I guess the game took the steadiness of an athletic hand. Lance always won. Each of my attempts to carry out an operation with the tweezers would be met with that nasty buzzer and accompanying red light. My earliest understanding of humans having body parts that we could not see - parts inside us - began with that crazy game.
Soon after I started playing the game of "Operation," my cousin and I found an anatomy learning tool for kids in our grandmother's game closet. The Skilcraft company's "Invisible Man" was made of plastic, and you could see through what would be the skin of a man's body. You saw various organs and could take them out and put them back where they belonged anatomically again. This educational tool was more a puzzle than a game.
The "Invisible Man" taught me many more vital organs underneath people's outer skin than the game of "Operation" indicated. It also hinted at how all of these organs or body parts needed each other. They made up the whole of the body.

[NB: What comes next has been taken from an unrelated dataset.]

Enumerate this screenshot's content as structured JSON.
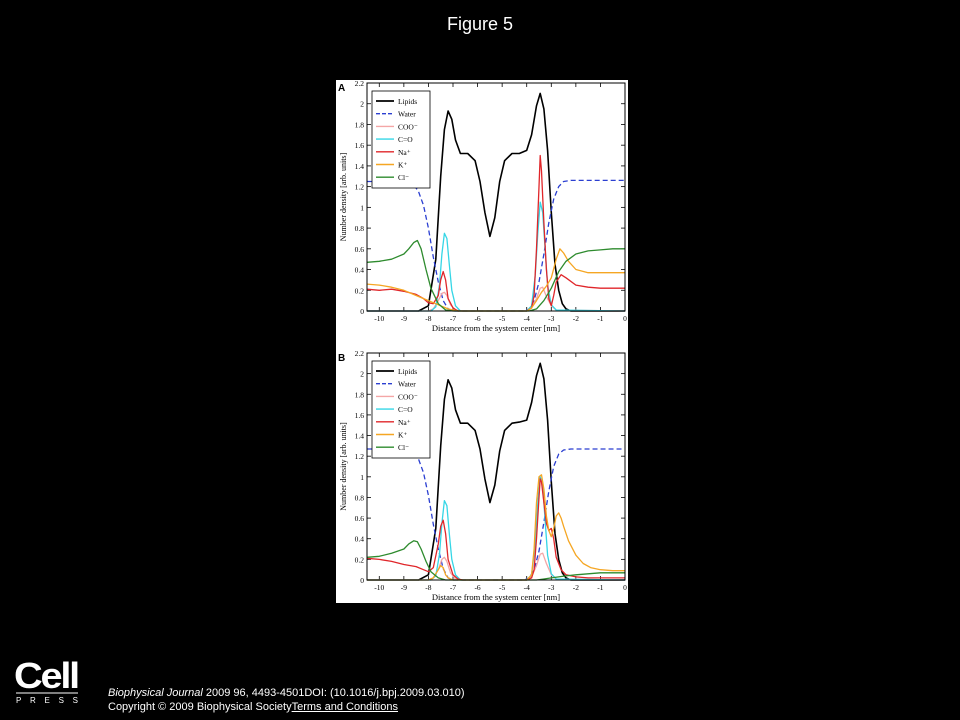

Paul told the believers of the first-century church in Corinth that every follower of Jesus is a vital part of the Body of Christ. Jesus Himself is the head of the body. Christians each have a role and are essential to the whole body. Each of us needs the others. Paul said it this way, "Even so the body is not made up of one part but of many" (1 Corinthians 12:14).
Paul parallels his teaching in 1 Corinthians 12:12-26 as he writes to the Ephesian church. In Ephesians 4:7-16, the Apostle emphasizes how God gives others to us to help us grow. We can all serve each other. We can all grow toward maturity and encourage others toward that same maturity in Christ. We build each other up as we properly use our gifts to help our brothers and sisters in the Lord grow in Him.
God has shaped each of us in different ways than everyone else. We all have different experiences, natural abilities, personalities, and spiritual gifts. We are one in Christ but distinct in how God uses us for His glory.
We are to embrace our own uniqueness in how God has shaped our lives while embracing that we are all one in Jesus. We are one body with many parts. Whatever part God has for you is essential to our effectiveness together. Whatever part God has for me is essential to our effectiveness too!
The way God uses our uniqueness as individuals within our oneness as Christ's body demonstrates His grace to the world!